Em casos como esse, qual a importância da prece e como aproveitá-la em benefício das pessoas que partiram?
E. F. – O Espírito culpado e infeliz pode sempre salvar a si mesmo, recebendo da lei de Deus em que condições isso poderá se dar. Então, o que nos fala Allan Kardec sobre aquele em estado de provação: “o que lhe falta é a vontade, a força e a coragem. Se, pelas nossas preces, lhe inspiramos essa vontade, se o amparamos e encorajamos; se, pelos nossos conselhos, lhe damos as luzes que lhe faltam, em vez de solicitar a Deus que derrogue a sua lei, tornamo-nos instrumentos da execução dessa lei de amor e caridade, da qual ele assim nos permite participar, para darmos nós mesmos uma prova de caridade”. (Ver Céu e Inferno, I ª parte, caps. IV, VII e VIII). A prece sempre nos fortalece a todos, pelo que nos inspira e consola.
Como confortar familiares e amigos e atenuar a sensação que fica para todos de que acidentes assim são violências imerecidas?
E. F. – Alertando sobre o estudo e consciência da doutrina espírita, a qual nos esclarece que devemos aceitar todos os episódios que nos ocorrem como incidências naturais de percurso, pois representa aprendizado e experiência destinados à conscientização do progresso.
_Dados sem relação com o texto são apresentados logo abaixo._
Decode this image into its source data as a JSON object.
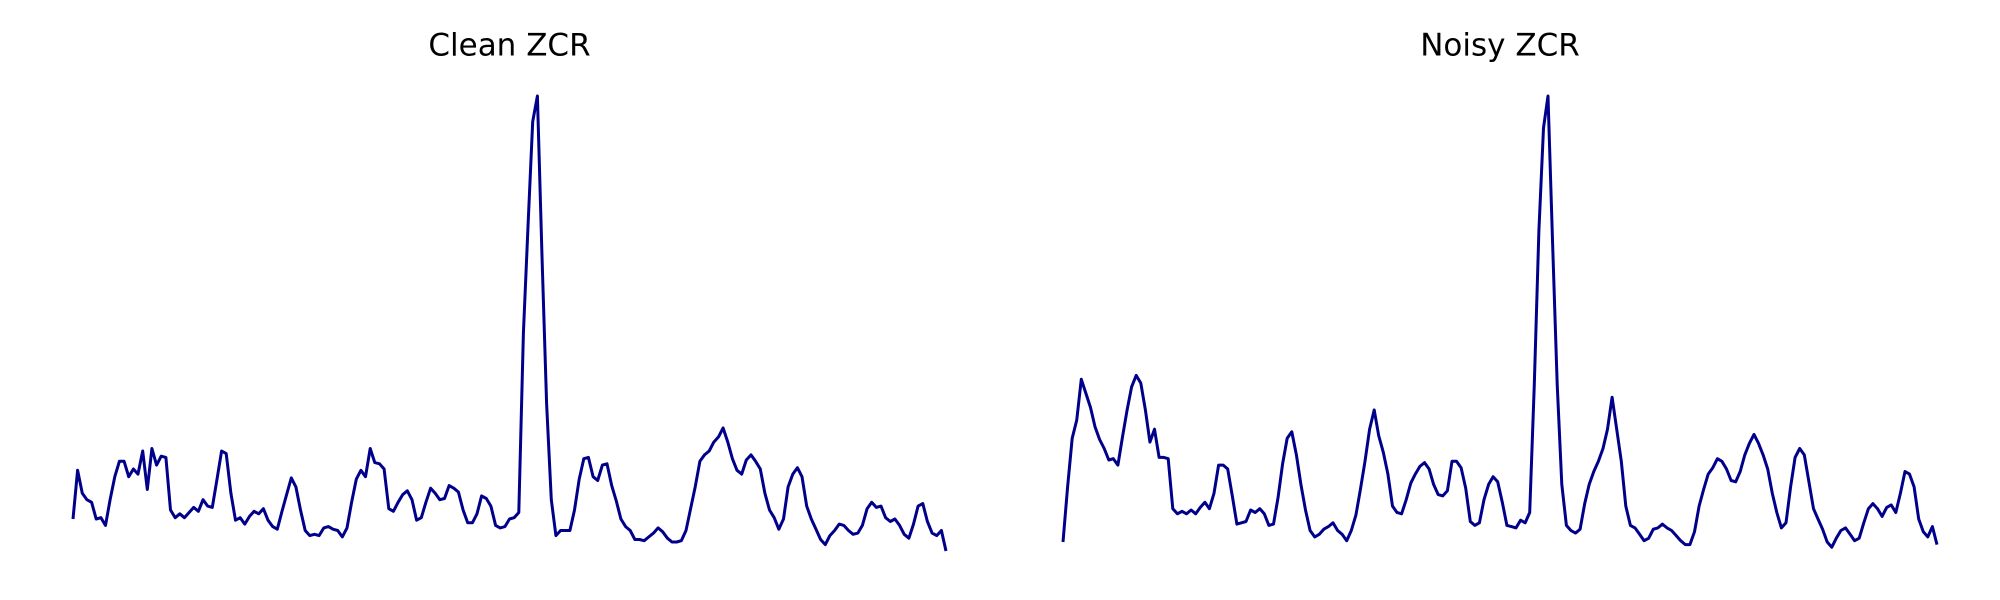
{
  "chart_data": [
    {
      "type": "line",
      "title": "Clean ZCR",
      "color": "#00008b",
      "ylim": [
        0,
        355
      ],
      "values": [
        25,
        63,
        45,
        40,
        38,
        25,
        26,
        20,
        40,
        58,
        70,
        70,
        58,
        64,
        60,
        78,
        48,
        80,
        67,
        74,
        73,
        32,
        26,
        29,
        26,
        30,
        34,
        31,
        40,
        35,
        34,
        56,
        78,
        76,
        45,
        24,
        26,
        21,
        27,
        31,
        29,
        33,
        24,
        19,
        17,
        31,
        44,
        57,
        50,
        32,
        16,
        12,
        13,
        12,
        18,
        19,
        17,
        16,
        11,
        18,
        38,
        56,
        63,
        58,
        80,
        69,
        68,
        64,
        33,
        31,
        38,
        44,
        47,
        40,
        24,
        26,
        38,
        49,
        45,
        40,
        41,
        51,
        49,
        46,
        32,
        22,
        22,
        29,
        43,
        41,
        35,
        20,
        18,
        19,
        25,
        26,
        30,
        170,
        255,
        335,
        355,
        230,
        115,
        40,
        12,
        16,
        16,
        16,
        32,
        56,
        72,
        73,
        58,
        55,
        67,
        68,
        51,
        39,
        25,
        19,
        16,
        9,
        9,
        8,
        11,
        14,
        18,
        15,
        10,
        7,
        7,
        8,
        16,
        33,
        50,
        70,
        75,
        78,
        85,
        89,
        96,
        85,
        72,
        63,
        60,
        71,
        75,
        70,
        64,
        45,
        32,
        26,
        17,
        25,
        50,
        60,
        65,
        58,
        35,
        25,
        17,
        9,
        5,
        12,
        16,
        21,
        20,
        16,
        13,
        14,
        20,
        33,
        38,
        34,
        35,
        26,
        23,
        25,
        20,
        13,
        10,
        21,
        35,
        37,
        23,
        14,
        12,
        16,
        0
      ]
    },
    {
      "type": "line",
      "title": "Noisy ZCR",
      "color": "#00008b",
      "ylim": [
        0,
        355
      ],
      "values": [
        7,
        50,
        88,
        102,
        134,
        123,
        112,
        97,
        87,
        80,
        71,
        72,
        67,
        89,
        110,
        128,
        137,
        131,
        110,
        85,
        95,
        73,
        73,
        72,
        33,
        29,
        31,
        29,
        32,
        29,
        34,
        38,
        33,
        45,
        67,
        67,
        64,
        43,
        21,
        22,
        23,
        32,
        30,
        33,
        29,
        20,
        21,
        42,
        68,
        88,
        93,
        75,
        52,
        32,
        16,
        11,
        13,
        17,
        19,
        22,
        16,
        13,
        8,
        16,
        28,
        48,
        70,
        95,
        110,
        90,
        77,
        60,
        35,
        30,
        29,
        40,
        53,
        60,
        66,
        69,
        64,
        52,
        44,
        43,
        47,
        70,
        70,
        65,
        49,
        23,
        20,
        22,
        40,
        52,
        58,
        54,
        38,
        20,
        19,
        18,
        24,
        22,
        30,
        130,
        250,
        330,
        355,
        240,
        130,
        52,
        20,
        16,
        14,
        17,
        37,
        52,
        62,
        70,
        80,
        95,
        120,
        95,
        70,
        35,
        20,
        18,
        13,
        8,
        10,
        17,
        18,
        21,
        18,
        16,
        12,
        8,
        5,
        5,
        15,
        35,
        48,
        60,
        65,
        72,
        70,
        64,
        55,
        54,
        62,
        75,
        84,
        91,
        84,
        75,
        64,
        45,
        30,
        18,
        22,
        50,
        73,
        80,
        75,
        54,
        33,
        25,
        17,
        7,
        3,
        10,
        16,
        18,
        13,
        8,
        10,
        22,
        33,
        37,
        33,
        27,
        34,
        36,
        30,
        45,
        62,
        60,
        50,
        25,
        15,
        11,
        19,
        5
      ]
    }
  ]
}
Com esses estudos, entendemos a chave da reencarnação, que explica tais acontecimentos como oportunidade de abrir o futuro de redenção de nosso passado delituoso e infeliz, facultando-nos facilmente concluir que a provação inevitável fez o bem, embora sob circunstâncias para nós consideradas trágicas. Desta forma agindo, fazemos concluírem que ao invés de lamentações e de lágrimas, comuns a esse estado, seremos chamados a colaborar com as vítimas, estendendo-lhes o coração amigo e fraterno de irmãos e filhos de Deus, acima de tudo. Pelo magnetismo da sintonia espiritual, eles receberão essas mensagens de nossos verdadeiros sentimentos, norteados pelo pensamento e prece. A emotividade sem ação de nada serve, e a ação, neste caso, paradoxalmente, é a resignação, com lágrimas quiçá de saudade, mas nunca fruto do desespero.